FSTs have key applications in speech recognition and synthesis, machine translation,
optical character recognition, pattern matching, string processing, machine learning,
information extraction and retrieval among others. Often a weighted transducer is used to
represent a probabilistic model (e.g., an n-gram model, pronunciation model). FSTs can be
optimized by determinization and minimization, models can be applied to hypothesis sets
(also represented as automata) or cascaded by finite-state composition, and the best
results can be selected by shortest-path algorithms.
## References
Implementation heavily inspired from Mehryar Mohri's, Cyril Alluzen's and Michael Riley's work :
- [Weighted automata algorithms](https://cs.nyu.edu/~mohri/pub/hwa.pdf)
- [The design principles of a weighted finite-state transducer library](https://core.ac.uk/download/pdf/82101846.pdf)
- [OpenFst: A general and efficient weighted finite-state transducer library](https://link.springer.com/chapter/10.1007%2F978-3-540-76336-9_3)
- [Weighted finite-state transducers in speech recognition](https://repository.upenn.edu/cgi/viewcontent.cgi?article=1010&context=cis_papers)
## Installation
Add it to your `Cargo.toml`:
```
[dependencies]
rustfst = "*"
```
Add `extern crate rustfst` to your crate root and you are good to go!
## Example
```rust
extern crate rustfst;
use rustfst::utils::transducer;
use rustfst::semirings::{Semiring, IntegerWeight};
use rustfst::fst_impls::VectorFst;
use rustfst::fst_traits::{MutableFst, PathsIterator};
use rustfst::Arc;
fn main() {
// Creates a empty wFST
let mut fst = VectorFst::new();
// Add some states
let s0 = fst.add_state();
let s1 = fst.add_state();
let s2 = fst.add_state();
// Set s0 as the start state
fst.set_start(s0).unwrap();
// Add an arc from s0 to s1
fst.add_arc(s0, Arc::new(3, 5, IntegerWeight::new(10), s1))
.unwrap();
// Add an arc from s0 to s2
fst.add_arc(s0, Arc::new(5, 7, IntegerWeight::new(18), s2))
.unwrap();
// Set s1 and s2 as final states
fst.set_final(s1, IntegerWeight::new(31)).unwrap();
fst.set_final(s2, IntegerWeight::new(45)).unwrap();
// Iter over all the paths in the wFST
for p in fst.paths_iter() {
println!("{:?}", p);
}
}
```
## Documentation
The documentation of the last released version is available here :
https://docs.rs/rustfst
## Status
Not all the algorithms are (yet) implemented. This is work in progress.
## License
Licensed under either of
- Apache License, Version 2.0 (LICENSE-APACHE or http://www.apache.org/licenses/LICENSE-2.0)

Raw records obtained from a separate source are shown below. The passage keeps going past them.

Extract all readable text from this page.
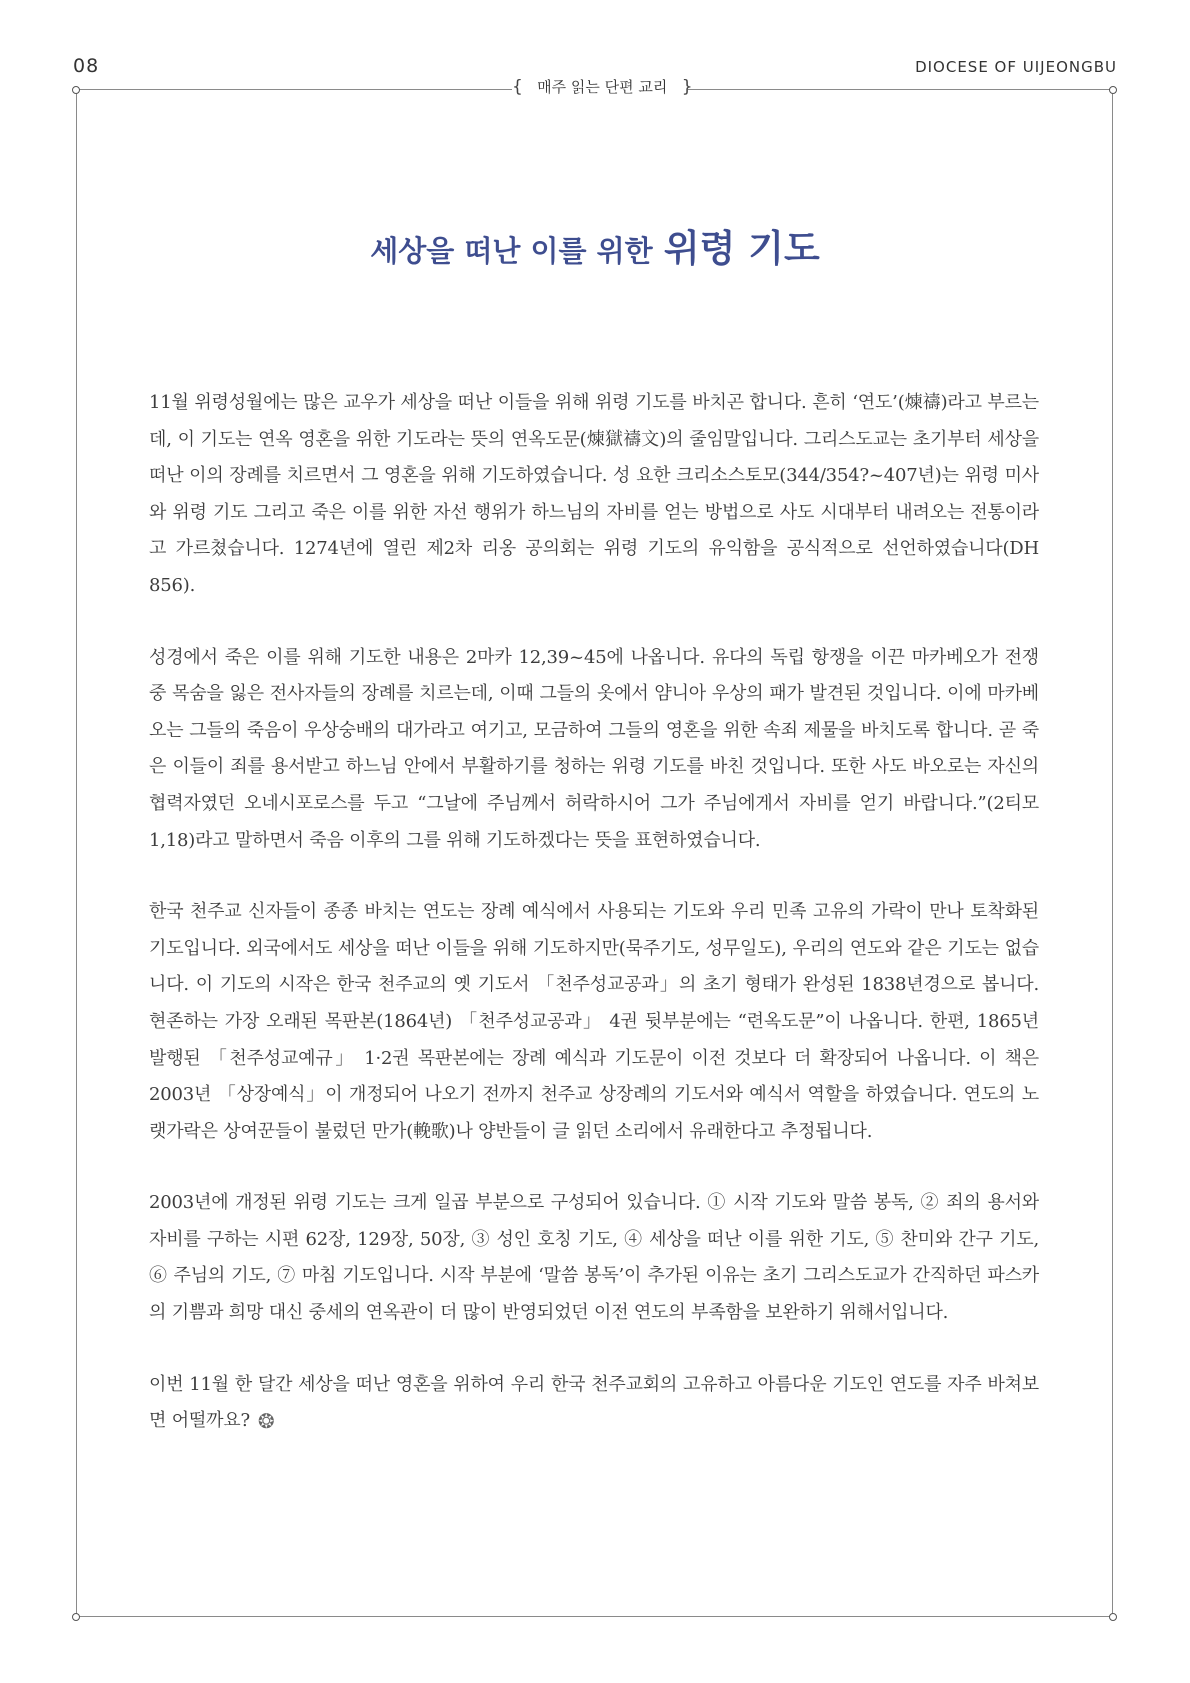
08	DIOCESE OF UIJEONGBU
{ 매주 읽는 단편 교리 }
세상을 떠난 이를 위한 위령 기도

11월 위령성월에는 많은 교우가 세상을 떠난 이들을 위해 위령 기도를 바치곤 합니다. 흔히 ‘연도’(煉禱)라고 부르는데, 이 기도는 연옥 영혼을 위한 기도라는 뜻의 연옥도문(煉獄禱文)의 줄임말입니다. 그리스도교는 초기부터 세상을 떠난 이의 장례를 치르면서 그 영혼을 위해 기도하였습니다. 성 요한 크리소스토모(344/354?~407년)는 위령 미사와 위령 기도 그리고 죽은 이를 위한 자선 행위가 하느님의 자비를 얻는 방법으로 사도 시대부터 내려오는 전통이라고 가르쳤습니다. 1274년에 열린 제2차 리옹 공의회는 위령 기도의 유익함을 공식적으로 선언하였습니다(DH 856).

성경에서 죽은 이를 위해 기도한 내용은 2마카 12,39~45에 나옵니다. 유다의 독립 항쟁을 이끈 마카베오가 전쟁 중 목숨을 잃은 전사자들의 장례를 치르는데, 이때 그들의 옷에서 얌니아 우상의 패가 발견된 것입니다. 이에 마카베오는 그들의 죽음이 우상숭배의 대가라고 여기고, 모금하여 그들의 영혼을 위한 속죄 제물을 바치도록 합니다. 곧 죽은 이들이 죄를 용서받고 하느님 안에서 부활하기를 청하는 위령 기도를 바친 것입니다. 또한 사도 바오로는 자신의 협력자였던 오네시포로스를 두고 “그날에 주님께서 허락하시어 그가 주님에게서 자비를 얻기 바랍니다.”(2티모 1,18)라고 말하면서 죽음 이후의 그를 위해 기도하겠다는 뜻을 표현하였습니다.

한국 천주교 신자들이 종종 바치는 연도는 장례 예식에서 사용되는 기도와 우리 민족 고유의 가락이 만나 토착화된 기도입니다. 외국에서도 세상을 떠난 이들을 위해 기도하지만(묵주기도, 성무일도), 우리의 연도와 같은 기도는 없습니다. 이 기도의 시작은 한국 천주교의 옛 기도서 「천주성교공과」의 초기 형태가 완성된 1838년경으로 봅니다. 현존하는 가장 오래된 목판본(1864년) 「천주성교공과」 4권 뒷부분에는 “련옥도문”이 나옵니다. 한편, 1865년 발행된 「천주성교예규」 1·2권 목판본에는 장례 예식과 기도문이 이전 것보다 더 확장되어 나옵니다. 이 책은 2003년 「상장예식」이 개정되어 나오기 전까지 천주교 상장례의 기도서와 예식서 역할을 하였습니다. 연도의 노랫가락은 상여꾼들이 불렀던 만가(輓歌)나 양반들이 글 읽던 소리에서 유래한다고 추정됩니다.

2003년에 개정된 위령 기도는 크게 일곱 부분으로 구성되어 있습니다. ① 시작 기도와 말씀 봉독, ② 죄의 용서와 자비를 구하는 시편 62장, 129장, 50장, ③ 성인 호칭 기도, ④ 세상을 떠난 이를 위한 기도, ⑤ 찬미와 간구 기도, ⑥ 주님의 기도, ⑦ 마침 기도입니다. 시작 부분에 ‘말씀 봉독’이 추가된 이유는 초기 그리스도교가 간직하던 파스카의 기쁨과 희망 대신 중세의 연옥관이 더 많이 반영되었던 이전 연도의 부족함을 보완하기 위해서입니다.

이번 11월 한 달간 세상을 떠난 영혼을 위하여 우리 한국 천주교회의 고유하고 아름다운 기도인 연도를 자주 바쳐보면 어떨까요? ❂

- MIT license (LICENSE-MIT) or http://opensource.org/licenses/MIT)
at your option.
## Contribution
Unless you explicitly state otherwise, any contribution intentionally submitted for inclusion in the work by you, as defined in the Apache-2.0 license, shall be dual licensed as above, without any additional terms or conditions.